Out of the trunk of his car, he took a common bright pink backpack purchased in a chain drugstore. Decorated with a prancing white unicorn, it was the sort favored by kindergarten girls. He also removed a knotty wooden hiking staff, around which he’d placed a rainbow-hued scarf that was a staple dress item for the local gay and lesbian community. He pulled a navy-blue knit cap emblazoned with the logo of the New England Patriots football team onto his head.

The Big Bad Wolf knew that all of these items taken together created an eccentric, incongruous package, one that, like the bank robber’s scar, would make him invisible to anyone he might happen upon in the forest. They will remember all the wrong things, he told himself.

In the pink backpack he had placed six items: a sandwich, a small flashlight, a thermos with coffee, a pair of night-vision binoculars just in case he decided to stay until after the sun set, a folding spyglass, and a copy of Audubon’s Birds of North America.

The book-which he’d never opened or bothered to read-was for anyone curious enough to stop him, such as a park ranger, although he doubted any would be up on the trails this afternoon. But it wasn’t a bald eagle or a white-tufted owl he actually intended to spy upon.

He started whistling again. A carefree happy tune.
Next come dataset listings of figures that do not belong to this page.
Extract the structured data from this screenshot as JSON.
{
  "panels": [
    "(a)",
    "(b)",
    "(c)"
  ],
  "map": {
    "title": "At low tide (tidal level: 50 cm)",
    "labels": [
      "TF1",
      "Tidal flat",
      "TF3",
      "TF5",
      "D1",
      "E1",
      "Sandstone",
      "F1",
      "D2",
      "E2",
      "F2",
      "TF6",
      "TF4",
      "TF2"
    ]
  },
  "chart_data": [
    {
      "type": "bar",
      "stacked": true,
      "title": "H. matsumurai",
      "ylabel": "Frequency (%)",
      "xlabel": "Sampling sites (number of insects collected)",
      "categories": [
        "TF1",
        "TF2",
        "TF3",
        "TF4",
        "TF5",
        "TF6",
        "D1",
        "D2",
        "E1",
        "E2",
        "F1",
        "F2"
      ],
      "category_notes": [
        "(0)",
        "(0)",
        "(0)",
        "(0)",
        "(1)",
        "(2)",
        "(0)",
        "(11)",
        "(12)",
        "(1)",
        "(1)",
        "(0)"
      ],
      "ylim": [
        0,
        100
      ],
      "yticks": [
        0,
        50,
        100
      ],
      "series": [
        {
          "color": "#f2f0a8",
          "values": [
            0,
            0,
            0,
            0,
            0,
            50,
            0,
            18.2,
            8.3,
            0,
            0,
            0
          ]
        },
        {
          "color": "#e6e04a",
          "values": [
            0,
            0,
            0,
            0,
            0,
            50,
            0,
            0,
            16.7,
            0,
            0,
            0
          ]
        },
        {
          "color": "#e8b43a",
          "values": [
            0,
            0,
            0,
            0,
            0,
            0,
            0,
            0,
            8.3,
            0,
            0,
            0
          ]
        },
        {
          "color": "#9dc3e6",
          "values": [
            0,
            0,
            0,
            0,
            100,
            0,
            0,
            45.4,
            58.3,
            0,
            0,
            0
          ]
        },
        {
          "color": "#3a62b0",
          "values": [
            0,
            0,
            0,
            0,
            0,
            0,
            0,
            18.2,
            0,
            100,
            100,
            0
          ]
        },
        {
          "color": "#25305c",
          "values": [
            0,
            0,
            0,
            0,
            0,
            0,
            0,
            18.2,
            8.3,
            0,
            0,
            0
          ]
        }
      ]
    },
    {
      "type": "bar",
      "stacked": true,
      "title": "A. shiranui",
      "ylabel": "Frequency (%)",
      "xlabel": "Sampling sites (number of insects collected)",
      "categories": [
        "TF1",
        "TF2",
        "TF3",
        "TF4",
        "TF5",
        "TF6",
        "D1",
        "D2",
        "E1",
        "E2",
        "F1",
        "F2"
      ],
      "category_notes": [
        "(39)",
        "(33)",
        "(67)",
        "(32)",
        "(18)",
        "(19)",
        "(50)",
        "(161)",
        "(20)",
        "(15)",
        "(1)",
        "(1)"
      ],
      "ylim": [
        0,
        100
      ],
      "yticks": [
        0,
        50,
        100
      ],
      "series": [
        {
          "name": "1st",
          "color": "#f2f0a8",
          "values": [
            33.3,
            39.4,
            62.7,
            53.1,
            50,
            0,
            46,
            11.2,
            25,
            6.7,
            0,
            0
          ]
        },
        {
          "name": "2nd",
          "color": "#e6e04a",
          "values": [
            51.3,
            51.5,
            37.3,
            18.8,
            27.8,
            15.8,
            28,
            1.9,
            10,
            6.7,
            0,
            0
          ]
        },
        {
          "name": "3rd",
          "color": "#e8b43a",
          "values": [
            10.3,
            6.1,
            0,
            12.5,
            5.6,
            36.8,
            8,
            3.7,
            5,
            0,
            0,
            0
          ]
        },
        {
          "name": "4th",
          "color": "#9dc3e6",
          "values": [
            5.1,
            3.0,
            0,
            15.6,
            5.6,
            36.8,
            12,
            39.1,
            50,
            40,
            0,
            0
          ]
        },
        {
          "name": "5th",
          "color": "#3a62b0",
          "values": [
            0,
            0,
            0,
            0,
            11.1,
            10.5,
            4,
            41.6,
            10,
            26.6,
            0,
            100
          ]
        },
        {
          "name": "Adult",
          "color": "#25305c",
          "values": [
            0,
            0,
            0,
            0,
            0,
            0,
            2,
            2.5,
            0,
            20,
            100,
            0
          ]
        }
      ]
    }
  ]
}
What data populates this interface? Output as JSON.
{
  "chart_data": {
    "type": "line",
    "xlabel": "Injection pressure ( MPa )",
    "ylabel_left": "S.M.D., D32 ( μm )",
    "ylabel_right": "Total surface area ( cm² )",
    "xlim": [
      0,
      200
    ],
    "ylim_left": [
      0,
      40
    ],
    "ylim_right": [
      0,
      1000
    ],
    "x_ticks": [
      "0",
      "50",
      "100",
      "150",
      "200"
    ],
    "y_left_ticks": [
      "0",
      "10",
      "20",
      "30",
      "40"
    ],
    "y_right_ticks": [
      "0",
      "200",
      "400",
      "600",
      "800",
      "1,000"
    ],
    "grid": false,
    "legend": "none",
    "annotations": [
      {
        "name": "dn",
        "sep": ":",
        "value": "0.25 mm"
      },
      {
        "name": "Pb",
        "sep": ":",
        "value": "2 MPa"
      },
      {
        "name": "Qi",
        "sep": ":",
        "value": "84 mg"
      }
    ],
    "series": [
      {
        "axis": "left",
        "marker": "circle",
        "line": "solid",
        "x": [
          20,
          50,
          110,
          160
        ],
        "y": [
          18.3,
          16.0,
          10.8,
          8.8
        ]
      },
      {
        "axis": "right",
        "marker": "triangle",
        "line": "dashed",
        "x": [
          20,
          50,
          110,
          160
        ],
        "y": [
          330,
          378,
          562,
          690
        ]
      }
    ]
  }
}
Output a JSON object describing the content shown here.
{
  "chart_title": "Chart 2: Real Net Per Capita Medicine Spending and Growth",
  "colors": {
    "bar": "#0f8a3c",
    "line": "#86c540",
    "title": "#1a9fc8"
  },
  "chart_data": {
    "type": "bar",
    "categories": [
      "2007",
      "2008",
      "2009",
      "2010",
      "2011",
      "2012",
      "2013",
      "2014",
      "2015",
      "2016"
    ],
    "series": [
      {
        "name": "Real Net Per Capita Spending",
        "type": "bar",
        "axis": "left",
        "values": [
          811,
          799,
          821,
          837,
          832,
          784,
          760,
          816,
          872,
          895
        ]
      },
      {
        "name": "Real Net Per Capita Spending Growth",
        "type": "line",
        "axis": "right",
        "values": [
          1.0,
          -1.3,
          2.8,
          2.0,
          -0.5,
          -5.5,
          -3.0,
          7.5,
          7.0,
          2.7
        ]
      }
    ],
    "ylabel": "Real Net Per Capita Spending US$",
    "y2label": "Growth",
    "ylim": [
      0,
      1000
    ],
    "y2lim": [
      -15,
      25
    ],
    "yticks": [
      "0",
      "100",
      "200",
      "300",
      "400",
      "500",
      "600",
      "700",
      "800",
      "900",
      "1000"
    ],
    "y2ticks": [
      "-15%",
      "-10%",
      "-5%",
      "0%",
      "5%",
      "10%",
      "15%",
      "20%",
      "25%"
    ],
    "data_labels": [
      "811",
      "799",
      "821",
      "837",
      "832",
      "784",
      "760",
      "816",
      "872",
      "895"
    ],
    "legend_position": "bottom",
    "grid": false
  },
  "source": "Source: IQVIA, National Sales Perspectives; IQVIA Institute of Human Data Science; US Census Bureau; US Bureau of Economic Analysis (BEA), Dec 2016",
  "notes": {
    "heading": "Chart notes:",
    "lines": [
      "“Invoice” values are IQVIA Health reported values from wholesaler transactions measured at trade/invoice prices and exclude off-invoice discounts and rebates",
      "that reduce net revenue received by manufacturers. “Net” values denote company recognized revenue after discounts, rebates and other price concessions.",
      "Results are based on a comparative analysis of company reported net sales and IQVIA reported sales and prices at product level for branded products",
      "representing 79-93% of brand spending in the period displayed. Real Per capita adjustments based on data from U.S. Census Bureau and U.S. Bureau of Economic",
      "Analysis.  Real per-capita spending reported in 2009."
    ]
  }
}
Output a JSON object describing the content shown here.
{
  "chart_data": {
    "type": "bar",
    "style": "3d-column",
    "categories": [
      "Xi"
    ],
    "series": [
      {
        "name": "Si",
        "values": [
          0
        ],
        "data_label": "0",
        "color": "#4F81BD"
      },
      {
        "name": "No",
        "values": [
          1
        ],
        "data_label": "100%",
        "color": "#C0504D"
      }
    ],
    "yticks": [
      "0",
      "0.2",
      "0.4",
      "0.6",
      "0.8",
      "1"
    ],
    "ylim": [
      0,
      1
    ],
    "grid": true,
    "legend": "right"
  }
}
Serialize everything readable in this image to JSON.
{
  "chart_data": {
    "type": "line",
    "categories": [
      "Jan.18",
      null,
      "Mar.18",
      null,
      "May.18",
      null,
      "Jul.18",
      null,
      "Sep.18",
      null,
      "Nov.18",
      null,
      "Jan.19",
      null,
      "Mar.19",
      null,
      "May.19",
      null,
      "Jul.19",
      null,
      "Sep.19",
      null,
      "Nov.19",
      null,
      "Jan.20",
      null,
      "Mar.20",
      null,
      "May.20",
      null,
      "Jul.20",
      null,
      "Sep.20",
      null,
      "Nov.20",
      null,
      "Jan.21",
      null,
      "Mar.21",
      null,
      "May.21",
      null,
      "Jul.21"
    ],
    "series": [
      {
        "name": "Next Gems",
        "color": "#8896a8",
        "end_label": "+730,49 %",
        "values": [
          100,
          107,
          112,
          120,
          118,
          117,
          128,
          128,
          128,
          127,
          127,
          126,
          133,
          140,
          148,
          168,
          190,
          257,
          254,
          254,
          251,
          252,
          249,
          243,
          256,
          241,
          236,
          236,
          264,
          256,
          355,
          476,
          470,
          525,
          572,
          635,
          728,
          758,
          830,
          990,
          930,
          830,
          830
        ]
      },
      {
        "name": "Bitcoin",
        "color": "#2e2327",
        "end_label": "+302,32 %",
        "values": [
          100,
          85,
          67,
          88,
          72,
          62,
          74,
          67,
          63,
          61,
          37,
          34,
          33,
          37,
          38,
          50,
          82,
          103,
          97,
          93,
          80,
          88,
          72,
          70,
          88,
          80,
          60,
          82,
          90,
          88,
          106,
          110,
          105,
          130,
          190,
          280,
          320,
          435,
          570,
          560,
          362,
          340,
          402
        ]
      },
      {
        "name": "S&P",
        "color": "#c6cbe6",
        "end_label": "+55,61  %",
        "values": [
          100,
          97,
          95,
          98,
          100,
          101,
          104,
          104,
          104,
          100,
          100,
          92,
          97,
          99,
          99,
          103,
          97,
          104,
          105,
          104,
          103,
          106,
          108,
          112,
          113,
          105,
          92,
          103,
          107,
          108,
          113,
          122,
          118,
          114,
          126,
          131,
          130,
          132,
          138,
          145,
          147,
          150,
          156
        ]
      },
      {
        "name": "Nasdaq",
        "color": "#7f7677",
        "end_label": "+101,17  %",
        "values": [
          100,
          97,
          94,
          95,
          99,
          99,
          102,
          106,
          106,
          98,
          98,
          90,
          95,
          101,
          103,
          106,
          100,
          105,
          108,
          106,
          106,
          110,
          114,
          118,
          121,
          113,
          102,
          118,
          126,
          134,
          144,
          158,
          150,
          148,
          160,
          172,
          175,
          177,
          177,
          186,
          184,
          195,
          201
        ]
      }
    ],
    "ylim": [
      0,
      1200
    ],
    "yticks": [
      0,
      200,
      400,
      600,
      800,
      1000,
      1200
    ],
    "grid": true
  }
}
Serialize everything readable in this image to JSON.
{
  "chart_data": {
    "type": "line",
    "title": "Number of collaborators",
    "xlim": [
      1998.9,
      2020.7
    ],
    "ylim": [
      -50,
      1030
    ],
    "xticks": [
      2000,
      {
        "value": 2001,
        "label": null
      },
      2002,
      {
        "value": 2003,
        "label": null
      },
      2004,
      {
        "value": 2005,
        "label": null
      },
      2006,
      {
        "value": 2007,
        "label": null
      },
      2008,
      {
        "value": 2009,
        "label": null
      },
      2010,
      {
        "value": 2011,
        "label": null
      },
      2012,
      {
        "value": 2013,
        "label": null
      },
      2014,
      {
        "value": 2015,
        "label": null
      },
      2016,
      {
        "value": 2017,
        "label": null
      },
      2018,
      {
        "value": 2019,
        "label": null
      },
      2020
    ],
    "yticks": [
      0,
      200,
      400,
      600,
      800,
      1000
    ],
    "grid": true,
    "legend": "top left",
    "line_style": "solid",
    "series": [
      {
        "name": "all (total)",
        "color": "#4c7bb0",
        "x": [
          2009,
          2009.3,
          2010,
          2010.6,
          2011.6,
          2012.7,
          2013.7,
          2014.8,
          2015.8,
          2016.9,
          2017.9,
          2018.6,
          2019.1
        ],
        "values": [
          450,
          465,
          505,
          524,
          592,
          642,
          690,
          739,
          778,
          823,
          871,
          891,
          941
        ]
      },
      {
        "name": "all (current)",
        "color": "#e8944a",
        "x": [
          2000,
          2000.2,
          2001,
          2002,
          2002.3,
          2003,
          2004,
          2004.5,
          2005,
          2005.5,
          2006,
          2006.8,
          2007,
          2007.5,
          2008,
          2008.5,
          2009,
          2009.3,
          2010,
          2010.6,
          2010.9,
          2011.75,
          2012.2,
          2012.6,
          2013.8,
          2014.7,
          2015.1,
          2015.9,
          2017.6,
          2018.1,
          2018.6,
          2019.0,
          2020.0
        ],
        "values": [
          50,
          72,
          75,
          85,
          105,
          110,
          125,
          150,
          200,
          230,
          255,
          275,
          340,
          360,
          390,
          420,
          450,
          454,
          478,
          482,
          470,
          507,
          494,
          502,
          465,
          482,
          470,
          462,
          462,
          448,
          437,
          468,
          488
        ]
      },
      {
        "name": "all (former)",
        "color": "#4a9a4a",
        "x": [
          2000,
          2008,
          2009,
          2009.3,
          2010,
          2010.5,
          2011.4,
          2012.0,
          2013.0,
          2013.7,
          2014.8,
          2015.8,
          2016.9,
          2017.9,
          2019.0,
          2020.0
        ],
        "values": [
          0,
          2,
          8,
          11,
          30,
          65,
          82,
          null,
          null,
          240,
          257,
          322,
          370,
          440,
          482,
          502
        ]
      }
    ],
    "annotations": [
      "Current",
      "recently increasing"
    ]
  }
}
He glanced at his wristwatch. Timing is important, he reminded himself. He waited until the sweep hand hit 12, and then the Wolf started rapidly up the path toward the preserve, looking for the small notch in a trailside tree that he’d made in the trunk to mark a route down through the woods that stretched behind Red One’s home.

Trial run, he thought. Next time it wouldn’t be a child’s pink backpack and gay pride walking staff. The next time he would bring only his hunting knife.

He considered all that he had planned: Tuesday. An ordinary, run-of-the-mill day. The dull middle of the workweek. Nothing ever really special about Tuesdays.

Except, this Tuesday will be different.

He carefully counted the minutes it took him to wend his way through the thick tangle of woods. Later, he would count the hours until Tuesday evening.

Out the side door. Past the deli and the pizza shop. Duck through the walkway behind the parking lot. Keep your head down and walk fast.

Red Two hurried through the fading light of the late afternoon. It had started to drizzle again, and she hunched her shoulders forward and tucked her chin into her chest against the cold. She wore an old black baseball cap that was tattered and did little to conceal her mop of hair, but it was better than nothing. Some droplets formed on the bill.